Judge of the Federal Court of Australia
- Incumbent
- Assumed office 10 January 2018

President of the Australian Law Reform Commission
- In office 10 January 2018 – 9 January 2023
- Preceded by: Robert Cornall (acting) Rosalind Croucher (substantive)
- Succeeded by: Mordy Bromberg

Personal details
- Spouse: Justice Roger Derrington
- Education: University of Queensland
- Occupation: Judge, Academic

= Sarah Derrington =

Australian judge

Sarah Catherine Derrington (née Johnstone) is an Australian jurist and academic. She has served as President of the Australian Law Reform Commission and as a Judge of the Federal Court of Australia since 10 January 2018. She was previously Dean of Law at the University of Queensland from 2013 to 2018.

==Early life and education==
Derrington was educated at St Anne's School in Townsville, Mentone Girls’ Grammar in Melbourne, St Hilda's, Southport before finishing her secondary education at St Margaret's Anglican Girls' School. She then studied at the University of Queensland, from where she holds a BA in French and German, a Bachelor of Laws (Hons), a Master of Laws, and a Doctor of Philosophy in the field of marine insurance law. In 1990, she was admitted to the Bar in Queensland and as a Barrister & Solicitor of the Supreme Court of the ACT.

==Career==
Derrington pursued dual careers in both academia and as a barrister specialising in maritime and shipping law and general commercial law, and has co-authored a number of texts on admiralty law. She was appointed as Professor of Admiralty Law at the University of Queensland in 2008. In 2013, she was appointed as the university's Dean of Law, the first woman to hold the position.

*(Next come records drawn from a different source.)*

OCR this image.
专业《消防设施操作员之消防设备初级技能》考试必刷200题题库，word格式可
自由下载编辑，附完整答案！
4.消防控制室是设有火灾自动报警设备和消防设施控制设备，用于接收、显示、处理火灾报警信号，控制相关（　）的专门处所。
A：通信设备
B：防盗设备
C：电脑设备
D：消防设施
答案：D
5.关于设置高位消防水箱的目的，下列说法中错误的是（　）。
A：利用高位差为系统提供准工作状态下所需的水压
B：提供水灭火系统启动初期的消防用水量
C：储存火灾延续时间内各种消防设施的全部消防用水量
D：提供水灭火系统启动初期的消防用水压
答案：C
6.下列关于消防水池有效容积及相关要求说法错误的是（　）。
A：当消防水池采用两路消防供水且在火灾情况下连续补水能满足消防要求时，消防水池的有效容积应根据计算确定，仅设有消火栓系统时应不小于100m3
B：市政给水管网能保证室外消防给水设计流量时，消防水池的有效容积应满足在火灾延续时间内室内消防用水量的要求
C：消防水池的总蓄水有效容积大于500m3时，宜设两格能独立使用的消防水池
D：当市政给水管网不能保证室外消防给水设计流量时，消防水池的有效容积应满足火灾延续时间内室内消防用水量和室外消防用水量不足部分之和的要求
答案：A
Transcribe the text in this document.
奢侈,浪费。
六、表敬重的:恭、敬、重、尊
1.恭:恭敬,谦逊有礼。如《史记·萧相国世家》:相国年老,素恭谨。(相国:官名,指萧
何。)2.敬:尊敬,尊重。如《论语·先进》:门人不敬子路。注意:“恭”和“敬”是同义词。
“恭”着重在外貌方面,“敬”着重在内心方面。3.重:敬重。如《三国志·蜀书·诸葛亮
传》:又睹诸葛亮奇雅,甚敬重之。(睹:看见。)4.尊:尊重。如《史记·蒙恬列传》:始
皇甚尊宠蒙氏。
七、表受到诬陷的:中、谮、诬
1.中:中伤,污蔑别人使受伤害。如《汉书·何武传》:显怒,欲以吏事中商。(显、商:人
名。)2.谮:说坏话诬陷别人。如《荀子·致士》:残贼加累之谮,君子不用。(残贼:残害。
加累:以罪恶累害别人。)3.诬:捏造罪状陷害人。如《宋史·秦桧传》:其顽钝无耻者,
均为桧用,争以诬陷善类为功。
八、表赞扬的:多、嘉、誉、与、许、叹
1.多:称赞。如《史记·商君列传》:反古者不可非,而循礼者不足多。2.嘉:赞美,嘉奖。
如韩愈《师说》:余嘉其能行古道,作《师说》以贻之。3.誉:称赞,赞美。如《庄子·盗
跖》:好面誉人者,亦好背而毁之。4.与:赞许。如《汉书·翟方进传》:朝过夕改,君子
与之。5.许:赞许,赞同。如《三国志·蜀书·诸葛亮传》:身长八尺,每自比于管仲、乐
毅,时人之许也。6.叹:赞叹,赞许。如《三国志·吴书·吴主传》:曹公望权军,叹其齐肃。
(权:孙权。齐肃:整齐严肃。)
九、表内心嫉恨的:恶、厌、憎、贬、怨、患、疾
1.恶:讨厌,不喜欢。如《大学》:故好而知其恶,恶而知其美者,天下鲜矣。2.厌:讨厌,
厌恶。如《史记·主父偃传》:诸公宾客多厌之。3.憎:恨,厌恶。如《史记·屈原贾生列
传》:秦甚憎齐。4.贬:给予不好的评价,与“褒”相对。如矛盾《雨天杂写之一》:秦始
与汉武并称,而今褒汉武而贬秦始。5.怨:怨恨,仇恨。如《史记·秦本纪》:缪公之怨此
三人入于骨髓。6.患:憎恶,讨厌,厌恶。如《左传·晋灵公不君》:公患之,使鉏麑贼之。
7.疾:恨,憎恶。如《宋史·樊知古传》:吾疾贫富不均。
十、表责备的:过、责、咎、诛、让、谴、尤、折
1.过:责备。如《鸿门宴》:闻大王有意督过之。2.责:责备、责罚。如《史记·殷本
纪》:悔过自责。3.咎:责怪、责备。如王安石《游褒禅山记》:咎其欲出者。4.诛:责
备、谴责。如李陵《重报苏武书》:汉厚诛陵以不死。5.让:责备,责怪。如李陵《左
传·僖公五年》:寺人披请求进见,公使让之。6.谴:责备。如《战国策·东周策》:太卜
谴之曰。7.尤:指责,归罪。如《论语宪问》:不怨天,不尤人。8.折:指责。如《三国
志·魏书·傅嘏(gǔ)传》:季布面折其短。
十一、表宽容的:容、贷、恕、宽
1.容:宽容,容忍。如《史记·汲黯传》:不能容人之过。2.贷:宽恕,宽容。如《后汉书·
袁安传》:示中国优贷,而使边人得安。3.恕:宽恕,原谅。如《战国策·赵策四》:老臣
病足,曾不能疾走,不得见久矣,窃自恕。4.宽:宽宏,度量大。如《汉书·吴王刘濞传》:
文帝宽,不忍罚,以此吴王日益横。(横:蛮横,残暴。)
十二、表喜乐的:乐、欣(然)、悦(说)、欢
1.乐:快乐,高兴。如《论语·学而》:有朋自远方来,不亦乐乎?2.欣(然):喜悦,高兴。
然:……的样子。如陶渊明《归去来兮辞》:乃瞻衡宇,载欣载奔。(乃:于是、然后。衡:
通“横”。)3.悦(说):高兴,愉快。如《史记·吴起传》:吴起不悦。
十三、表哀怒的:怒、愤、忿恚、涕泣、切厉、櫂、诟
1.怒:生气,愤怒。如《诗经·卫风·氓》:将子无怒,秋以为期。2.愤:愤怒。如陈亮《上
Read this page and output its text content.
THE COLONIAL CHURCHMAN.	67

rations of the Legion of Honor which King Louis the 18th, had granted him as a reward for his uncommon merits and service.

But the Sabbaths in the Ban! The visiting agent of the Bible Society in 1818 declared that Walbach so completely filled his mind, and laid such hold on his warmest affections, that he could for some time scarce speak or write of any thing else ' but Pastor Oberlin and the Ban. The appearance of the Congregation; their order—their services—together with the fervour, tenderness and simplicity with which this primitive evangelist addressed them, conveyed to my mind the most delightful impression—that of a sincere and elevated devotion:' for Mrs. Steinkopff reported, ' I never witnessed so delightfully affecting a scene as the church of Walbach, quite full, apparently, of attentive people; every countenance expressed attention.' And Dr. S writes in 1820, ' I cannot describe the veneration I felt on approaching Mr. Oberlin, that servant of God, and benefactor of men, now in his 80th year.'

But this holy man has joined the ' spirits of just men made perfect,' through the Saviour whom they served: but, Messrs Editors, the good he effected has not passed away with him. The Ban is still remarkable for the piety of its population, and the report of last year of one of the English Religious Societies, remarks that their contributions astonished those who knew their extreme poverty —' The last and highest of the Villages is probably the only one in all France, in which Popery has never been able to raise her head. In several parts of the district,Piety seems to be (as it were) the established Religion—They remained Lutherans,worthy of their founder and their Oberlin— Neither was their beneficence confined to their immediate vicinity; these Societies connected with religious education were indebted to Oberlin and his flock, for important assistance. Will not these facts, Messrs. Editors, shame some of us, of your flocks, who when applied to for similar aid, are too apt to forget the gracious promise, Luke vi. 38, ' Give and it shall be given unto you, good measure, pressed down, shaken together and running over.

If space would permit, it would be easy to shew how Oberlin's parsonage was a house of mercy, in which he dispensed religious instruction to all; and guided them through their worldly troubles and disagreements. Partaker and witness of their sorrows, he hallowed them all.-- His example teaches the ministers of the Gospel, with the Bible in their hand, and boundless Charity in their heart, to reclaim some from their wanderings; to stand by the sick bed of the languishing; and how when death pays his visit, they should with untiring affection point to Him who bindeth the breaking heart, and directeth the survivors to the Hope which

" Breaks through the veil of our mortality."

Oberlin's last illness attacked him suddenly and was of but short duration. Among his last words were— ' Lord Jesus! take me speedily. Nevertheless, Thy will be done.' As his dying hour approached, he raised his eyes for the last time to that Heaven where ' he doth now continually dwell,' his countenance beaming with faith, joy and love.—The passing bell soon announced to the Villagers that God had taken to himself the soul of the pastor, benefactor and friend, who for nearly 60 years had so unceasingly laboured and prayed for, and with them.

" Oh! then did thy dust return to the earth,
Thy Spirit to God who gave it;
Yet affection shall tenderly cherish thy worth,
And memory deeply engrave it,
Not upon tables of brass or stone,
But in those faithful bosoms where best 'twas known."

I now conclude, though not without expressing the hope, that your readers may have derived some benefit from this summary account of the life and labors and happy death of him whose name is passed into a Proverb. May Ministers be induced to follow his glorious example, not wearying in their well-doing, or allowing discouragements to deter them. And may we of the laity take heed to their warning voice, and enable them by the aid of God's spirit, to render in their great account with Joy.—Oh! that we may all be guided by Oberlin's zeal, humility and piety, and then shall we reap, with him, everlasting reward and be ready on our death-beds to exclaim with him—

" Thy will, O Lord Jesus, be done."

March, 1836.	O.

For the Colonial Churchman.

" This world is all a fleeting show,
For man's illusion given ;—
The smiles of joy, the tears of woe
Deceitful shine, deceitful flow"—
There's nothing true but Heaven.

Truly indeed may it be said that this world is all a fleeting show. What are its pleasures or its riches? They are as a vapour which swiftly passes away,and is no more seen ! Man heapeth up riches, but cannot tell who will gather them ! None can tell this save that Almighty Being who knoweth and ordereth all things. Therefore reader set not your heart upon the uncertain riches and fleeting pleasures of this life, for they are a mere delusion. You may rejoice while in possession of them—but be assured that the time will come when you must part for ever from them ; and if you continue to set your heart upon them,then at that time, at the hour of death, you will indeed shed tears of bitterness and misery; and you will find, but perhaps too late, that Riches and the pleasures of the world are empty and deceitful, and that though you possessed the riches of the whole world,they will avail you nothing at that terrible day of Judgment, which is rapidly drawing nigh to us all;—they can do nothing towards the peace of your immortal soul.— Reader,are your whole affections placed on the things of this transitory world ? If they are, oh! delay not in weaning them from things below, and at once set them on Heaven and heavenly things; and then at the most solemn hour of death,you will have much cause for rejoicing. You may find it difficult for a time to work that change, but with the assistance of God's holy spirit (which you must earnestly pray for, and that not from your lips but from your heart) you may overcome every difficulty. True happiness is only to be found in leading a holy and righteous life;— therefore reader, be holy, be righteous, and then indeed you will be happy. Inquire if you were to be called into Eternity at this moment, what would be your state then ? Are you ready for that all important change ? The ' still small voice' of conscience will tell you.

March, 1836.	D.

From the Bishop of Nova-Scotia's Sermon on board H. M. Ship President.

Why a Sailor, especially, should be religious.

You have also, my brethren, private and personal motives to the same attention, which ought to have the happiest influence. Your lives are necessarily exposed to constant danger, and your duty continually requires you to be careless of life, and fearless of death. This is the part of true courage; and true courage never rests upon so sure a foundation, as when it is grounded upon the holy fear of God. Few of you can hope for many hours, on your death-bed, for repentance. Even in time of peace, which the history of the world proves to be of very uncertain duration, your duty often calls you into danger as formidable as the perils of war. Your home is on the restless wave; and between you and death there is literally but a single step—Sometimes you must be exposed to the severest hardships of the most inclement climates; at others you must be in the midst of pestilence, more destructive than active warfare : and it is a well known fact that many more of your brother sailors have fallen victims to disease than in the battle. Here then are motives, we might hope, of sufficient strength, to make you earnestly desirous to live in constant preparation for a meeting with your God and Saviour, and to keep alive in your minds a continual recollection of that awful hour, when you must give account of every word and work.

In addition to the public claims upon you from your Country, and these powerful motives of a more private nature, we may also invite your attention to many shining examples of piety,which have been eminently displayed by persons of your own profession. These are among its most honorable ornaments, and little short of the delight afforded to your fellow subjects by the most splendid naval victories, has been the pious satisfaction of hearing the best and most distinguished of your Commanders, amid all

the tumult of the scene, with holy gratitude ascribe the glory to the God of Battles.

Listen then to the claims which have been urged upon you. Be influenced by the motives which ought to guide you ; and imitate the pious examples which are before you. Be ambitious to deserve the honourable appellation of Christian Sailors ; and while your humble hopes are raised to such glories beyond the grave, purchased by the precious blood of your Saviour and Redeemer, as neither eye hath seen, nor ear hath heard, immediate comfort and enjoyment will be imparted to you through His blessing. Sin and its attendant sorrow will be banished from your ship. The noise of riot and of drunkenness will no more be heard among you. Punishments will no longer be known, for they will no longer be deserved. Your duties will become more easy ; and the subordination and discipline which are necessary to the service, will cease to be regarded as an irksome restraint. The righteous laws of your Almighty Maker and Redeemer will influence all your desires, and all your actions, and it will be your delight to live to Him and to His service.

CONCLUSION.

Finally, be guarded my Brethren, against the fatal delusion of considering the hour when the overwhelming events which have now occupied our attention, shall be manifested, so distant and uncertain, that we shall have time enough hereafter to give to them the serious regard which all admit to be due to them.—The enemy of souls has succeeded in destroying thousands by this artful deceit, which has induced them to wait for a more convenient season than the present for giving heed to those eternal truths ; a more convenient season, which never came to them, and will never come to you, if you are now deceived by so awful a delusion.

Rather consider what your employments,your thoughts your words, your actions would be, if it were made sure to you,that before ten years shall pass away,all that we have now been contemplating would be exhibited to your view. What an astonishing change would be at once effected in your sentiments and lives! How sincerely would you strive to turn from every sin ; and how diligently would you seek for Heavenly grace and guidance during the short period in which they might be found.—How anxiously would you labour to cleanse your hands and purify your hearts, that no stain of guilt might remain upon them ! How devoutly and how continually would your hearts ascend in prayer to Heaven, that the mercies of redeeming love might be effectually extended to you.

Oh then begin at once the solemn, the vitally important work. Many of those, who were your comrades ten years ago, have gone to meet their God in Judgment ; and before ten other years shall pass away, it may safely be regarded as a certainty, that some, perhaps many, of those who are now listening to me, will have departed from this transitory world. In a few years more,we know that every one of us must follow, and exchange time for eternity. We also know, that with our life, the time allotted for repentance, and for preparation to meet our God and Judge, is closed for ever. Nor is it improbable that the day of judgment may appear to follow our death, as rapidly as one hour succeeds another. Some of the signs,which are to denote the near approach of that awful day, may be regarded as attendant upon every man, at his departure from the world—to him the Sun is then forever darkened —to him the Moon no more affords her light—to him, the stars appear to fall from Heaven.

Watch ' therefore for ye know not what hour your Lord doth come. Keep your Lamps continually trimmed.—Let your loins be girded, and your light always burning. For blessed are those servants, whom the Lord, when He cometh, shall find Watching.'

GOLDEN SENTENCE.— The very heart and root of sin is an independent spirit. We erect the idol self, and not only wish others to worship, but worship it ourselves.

===Appointment to Australian Law Reform Commission and Federal Court===
In November 2017, Derrington was appointed by Attorney-General George Brandis as President of the Australian Law Reform Commission and also as a Judge of the Federal Court of Australia.

As President of the Law Reform Commission, Derrington presided over reports into Class Actions and Third-party Litigation Funders (ALRC Report 134); Family Law (ALRC Report 135) and Corporate Criminal Responsibility (ALRC Report 136).

==Personal life and honours==
Derrington is married to Justice Roger Derrington who was appointed to the Federal Court in 2017. They have three children.

In 2009, Derrington was appointed as a Fellow of the Australian Academy of Law. In 2022, she was appointed as a Member of the Order of Australia in the 2022 Queen's Birthday Honours for "significant service to the judiciary and to the law, and to legal education".